Ama ne yazık ki, “Megalo-idea” dendiği zaman tüyleri diken diken olan tarihçiler dahi bu konuda suskun kalmışlardır. Oysa “atomu” anlatmaya başlayan bir fizikçi konuya maddenin en küçük parçası olan atomun bölünmezliğini ilk kez öne süren Demokritos’u anarak girer. Bence 30 Ağustos Zaferini anlatmaya başlarken de, aynı o fizikçi gibi, önce o savaşın tam bir versiyonu olan Miryokefalon Savaşı’ndan söz etmek, her ikisi de Türkleri Anadolu’dan atmak için çıkarılan bu iki savaşın benzerliğini ve gelecekte yeniden gündeme gelebileceğini, ilkinde Kılıçaslan’ın, ikincisinde Mustafa Kemal’in üstelik daha kapsamlı vizyon ve deha ile batılı yüreğine çakılıp kalmış ezeli ve ebedî özlemi nasıl “ötelediklerini” vurgulamak gerekir.
Batının bu kabullenmemelerine baraj olabilecek yegâne güç, kanımca, Türkiye Cumhuriyeti’nin bir yandan ekonomisini güçlendirirken öte yandan laik-demokratik yapısını geliştirmesi, hatta bu yönde çağının düzeyini bile aşması ve batı ile karşılıklı çıkarlara dayalı evrensel boyutta yüksek hacimli ticari ilişkiler kurabilmesidir. Çünkü batının en iyi anladığı dil, ekonomik çıkarlarıdır ve siyasetçileri, ekonomilerinin patronlarına kulak vermek zorundadırlar.
Gerçek çözüm ise, şu anda fantezi olarak görünse de, özellikle batılı entelektüel marjinallerin zaman zaman dile getirdikleri gibi, Türkiye Cumhuriyeti’nin ve Yunanistan’ın bir federasyon kurarak tek devletin çatısı altında birleşmeleridir. Tabi bu teze iki taraftan da şiddetli ve hiddetli karşı çıkışlar olacaktır.

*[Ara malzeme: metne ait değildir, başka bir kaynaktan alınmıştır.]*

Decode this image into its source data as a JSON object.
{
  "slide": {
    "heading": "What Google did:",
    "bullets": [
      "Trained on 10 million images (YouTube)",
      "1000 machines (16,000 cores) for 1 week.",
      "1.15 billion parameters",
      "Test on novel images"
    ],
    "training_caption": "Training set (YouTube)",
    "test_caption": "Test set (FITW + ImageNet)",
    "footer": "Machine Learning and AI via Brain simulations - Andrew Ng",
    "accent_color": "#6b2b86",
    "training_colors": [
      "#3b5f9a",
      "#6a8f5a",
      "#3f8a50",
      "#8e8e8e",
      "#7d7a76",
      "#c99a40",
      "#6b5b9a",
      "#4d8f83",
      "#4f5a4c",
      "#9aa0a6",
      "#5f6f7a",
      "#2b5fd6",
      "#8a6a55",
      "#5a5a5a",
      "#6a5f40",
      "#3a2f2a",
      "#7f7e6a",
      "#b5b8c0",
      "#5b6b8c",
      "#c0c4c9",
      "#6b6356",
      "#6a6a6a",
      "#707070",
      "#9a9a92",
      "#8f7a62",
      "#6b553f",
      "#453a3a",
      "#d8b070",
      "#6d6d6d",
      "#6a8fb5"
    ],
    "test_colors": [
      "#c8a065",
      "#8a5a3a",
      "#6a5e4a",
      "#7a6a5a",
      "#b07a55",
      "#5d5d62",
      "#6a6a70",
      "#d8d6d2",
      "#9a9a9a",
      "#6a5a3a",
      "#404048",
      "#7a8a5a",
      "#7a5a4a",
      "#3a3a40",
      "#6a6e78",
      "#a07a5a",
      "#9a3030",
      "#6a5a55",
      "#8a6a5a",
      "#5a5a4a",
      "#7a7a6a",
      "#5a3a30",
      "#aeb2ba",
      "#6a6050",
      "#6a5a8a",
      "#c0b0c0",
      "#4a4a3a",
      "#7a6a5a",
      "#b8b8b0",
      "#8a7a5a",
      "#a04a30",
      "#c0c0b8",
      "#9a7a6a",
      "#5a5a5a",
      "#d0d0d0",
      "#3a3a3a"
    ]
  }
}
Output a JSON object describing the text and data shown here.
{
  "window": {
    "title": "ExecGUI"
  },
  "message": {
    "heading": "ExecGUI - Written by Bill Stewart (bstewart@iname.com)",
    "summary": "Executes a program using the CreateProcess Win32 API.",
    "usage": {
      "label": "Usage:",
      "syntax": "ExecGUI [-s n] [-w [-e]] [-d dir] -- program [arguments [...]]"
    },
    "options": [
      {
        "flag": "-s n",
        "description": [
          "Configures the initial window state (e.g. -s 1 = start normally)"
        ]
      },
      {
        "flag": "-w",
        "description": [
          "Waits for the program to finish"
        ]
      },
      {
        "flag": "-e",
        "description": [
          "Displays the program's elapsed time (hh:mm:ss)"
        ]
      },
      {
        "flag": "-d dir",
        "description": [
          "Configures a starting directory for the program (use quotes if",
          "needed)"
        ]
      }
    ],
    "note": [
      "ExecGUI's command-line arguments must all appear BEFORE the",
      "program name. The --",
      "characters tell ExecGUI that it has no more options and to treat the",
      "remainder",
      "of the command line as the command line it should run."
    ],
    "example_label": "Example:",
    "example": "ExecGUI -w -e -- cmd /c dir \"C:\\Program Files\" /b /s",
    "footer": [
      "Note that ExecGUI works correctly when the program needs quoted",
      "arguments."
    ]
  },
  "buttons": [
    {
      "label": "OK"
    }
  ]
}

Ama bence Türk ve Yunan aydınları bu ideal üzerine odaklaşarak çağın en büyük sentezlerinden biri olabilecek bu oluşumu gerçekleştirebilmek için düşünsel alt yapı oluşturma yolunda ortaklaşa çalışmalar yapmalıdır.
Bu gayretlerin önündeki engel, halklar arasında düşmanlık yaratmayı kendi çıkarları için ucuz araç olarak gören politikacılardır. Özellikle Yunan tarafında bir kesim, bence yenilmişliğin ezikliği ile bu düşmanlığı pekiştirmek için ellerinden geleni esirgememiştir. Oysaki halklar, birileri araya fit sokmadıkça, çağların ötesinden gelen alışkanlıklarıyla kaynaşmaya hazırdır.

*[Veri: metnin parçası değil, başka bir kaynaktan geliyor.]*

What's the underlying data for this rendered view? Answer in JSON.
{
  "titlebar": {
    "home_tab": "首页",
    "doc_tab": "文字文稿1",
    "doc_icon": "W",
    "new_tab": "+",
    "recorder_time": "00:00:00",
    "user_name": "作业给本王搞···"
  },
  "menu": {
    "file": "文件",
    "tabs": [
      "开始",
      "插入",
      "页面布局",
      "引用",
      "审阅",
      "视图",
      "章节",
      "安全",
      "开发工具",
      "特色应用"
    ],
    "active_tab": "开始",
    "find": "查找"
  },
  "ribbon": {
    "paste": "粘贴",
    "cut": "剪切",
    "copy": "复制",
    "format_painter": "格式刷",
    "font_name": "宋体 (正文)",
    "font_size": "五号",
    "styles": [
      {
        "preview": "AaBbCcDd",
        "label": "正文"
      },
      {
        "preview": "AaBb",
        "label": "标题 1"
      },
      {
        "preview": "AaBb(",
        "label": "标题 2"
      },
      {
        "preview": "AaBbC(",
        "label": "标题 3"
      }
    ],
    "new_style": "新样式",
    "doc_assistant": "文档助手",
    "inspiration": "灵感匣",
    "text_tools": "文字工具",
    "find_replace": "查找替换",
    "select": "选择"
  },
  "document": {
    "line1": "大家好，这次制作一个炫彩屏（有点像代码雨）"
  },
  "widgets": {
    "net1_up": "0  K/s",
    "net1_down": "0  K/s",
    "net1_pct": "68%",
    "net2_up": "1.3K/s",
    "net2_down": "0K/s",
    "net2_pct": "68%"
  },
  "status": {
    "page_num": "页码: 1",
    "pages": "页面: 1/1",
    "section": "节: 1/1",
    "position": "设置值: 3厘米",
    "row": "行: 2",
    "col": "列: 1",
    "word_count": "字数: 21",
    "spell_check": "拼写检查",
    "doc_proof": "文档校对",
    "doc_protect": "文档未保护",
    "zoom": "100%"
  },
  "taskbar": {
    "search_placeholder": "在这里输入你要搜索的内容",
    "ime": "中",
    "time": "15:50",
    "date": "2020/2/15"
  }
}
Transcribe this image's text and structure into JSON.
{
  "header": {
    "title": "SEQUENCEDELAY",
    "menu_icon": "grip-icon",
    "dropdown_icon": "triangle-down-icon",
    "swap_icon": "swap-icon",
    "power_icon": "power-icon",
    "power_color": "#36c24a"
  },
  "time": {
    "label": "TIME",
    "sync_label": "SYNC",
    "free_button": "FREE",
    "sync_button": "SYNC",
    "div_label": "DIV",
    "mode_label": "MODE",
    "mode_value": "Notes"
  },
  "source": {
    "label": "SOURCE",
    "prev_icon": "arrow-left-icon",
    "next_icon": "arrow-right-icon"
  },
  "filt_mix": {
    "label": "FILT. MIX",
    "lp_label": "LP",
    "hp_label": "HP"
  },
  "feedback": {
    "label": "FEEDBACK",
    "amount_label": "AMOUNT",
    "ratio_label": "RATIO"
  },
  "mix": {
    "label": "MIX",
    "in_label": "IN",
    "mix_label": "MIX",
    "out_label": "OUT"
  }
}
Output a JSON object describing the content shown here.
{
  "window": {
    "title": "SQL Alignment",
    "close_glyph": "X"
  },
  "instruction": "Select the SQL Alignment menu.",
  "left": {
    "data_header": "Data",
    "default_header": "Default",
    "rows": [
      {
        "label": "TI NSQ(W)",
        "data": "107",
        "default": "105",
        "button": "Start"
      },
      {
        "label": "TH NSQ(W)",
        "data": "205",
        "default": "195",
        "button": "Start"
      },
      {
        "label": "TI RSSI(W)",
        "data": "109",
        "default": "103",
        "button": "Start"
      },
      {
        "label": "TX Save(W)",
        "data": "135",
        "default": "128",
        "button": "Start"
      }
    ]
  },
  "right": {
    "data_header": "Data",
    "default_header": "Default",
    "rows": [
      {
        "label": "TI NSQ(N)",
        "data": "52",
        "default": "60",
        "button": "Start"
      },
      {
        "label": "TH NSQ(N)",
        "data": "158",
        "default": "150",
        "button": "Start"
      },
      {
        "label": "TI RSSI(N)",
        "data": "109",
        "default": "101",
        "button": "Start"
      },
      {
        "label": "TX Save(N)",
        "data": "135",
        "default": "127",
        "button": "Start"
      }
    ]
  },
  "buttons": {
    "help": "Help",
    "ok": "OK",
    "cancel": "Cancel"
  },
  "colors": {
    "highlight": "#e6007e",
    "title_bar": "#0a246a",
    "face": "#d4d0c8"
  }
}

Rodos’a bir gidişimde uğradığım Rum kahvesinde, elinde tespihiyle, üç sandalyede oturuşuyla, yan yatmış kasketiyle Anadolu’nun bir ilçe kahvehanesindekilerden en ufak farkı olmayan erkekleri gördüğümde, benden olan bir yerde bulunduğumu hissettim ve o insanlarla kolayca ve içtenlikli iletişim kurabildim. Kavala’da, Gümülcine’de, Ege adalarında hatta Selanik’te de benzer tablolarla karşılaşmıştım.
Denecektir ki, Kıbrıs’ta bir araya gelemeyen iki ulusun böylesi bir birliktelik kurması olanaksızdır. Ama Kıbrıs’taki batının sinsi rolünü göz ardı etmeyelim. Acaba, Balkanlarda her farklı etnik kökenden gelme insanların ayrı devletlere sahip olması gerektiğini savunan Batı, Kıbrıs’ta bu savundukları gerçekleşmişken neden farklı etnik kökenden gelenlerin aynı devlet çatısı altında birleşmelerini dayatıyor?
Kuşkusuz Türk-Yunan bütünleşmesi hem Akdeniz’in en güçlü devletini oraya çıkaracağından bu oluşumu çıkarlarına aykırı gören çoğu batılı güçlerce hem de ucuzcu politikacıların kışkırttıkları iki taraftan halk kesimlerince yoğun direnişle karşılanacaktır.
İşte tarafların aydınlarına düşen görev, bu direnişi kırabilecek altyapıyı hazırlamaktır.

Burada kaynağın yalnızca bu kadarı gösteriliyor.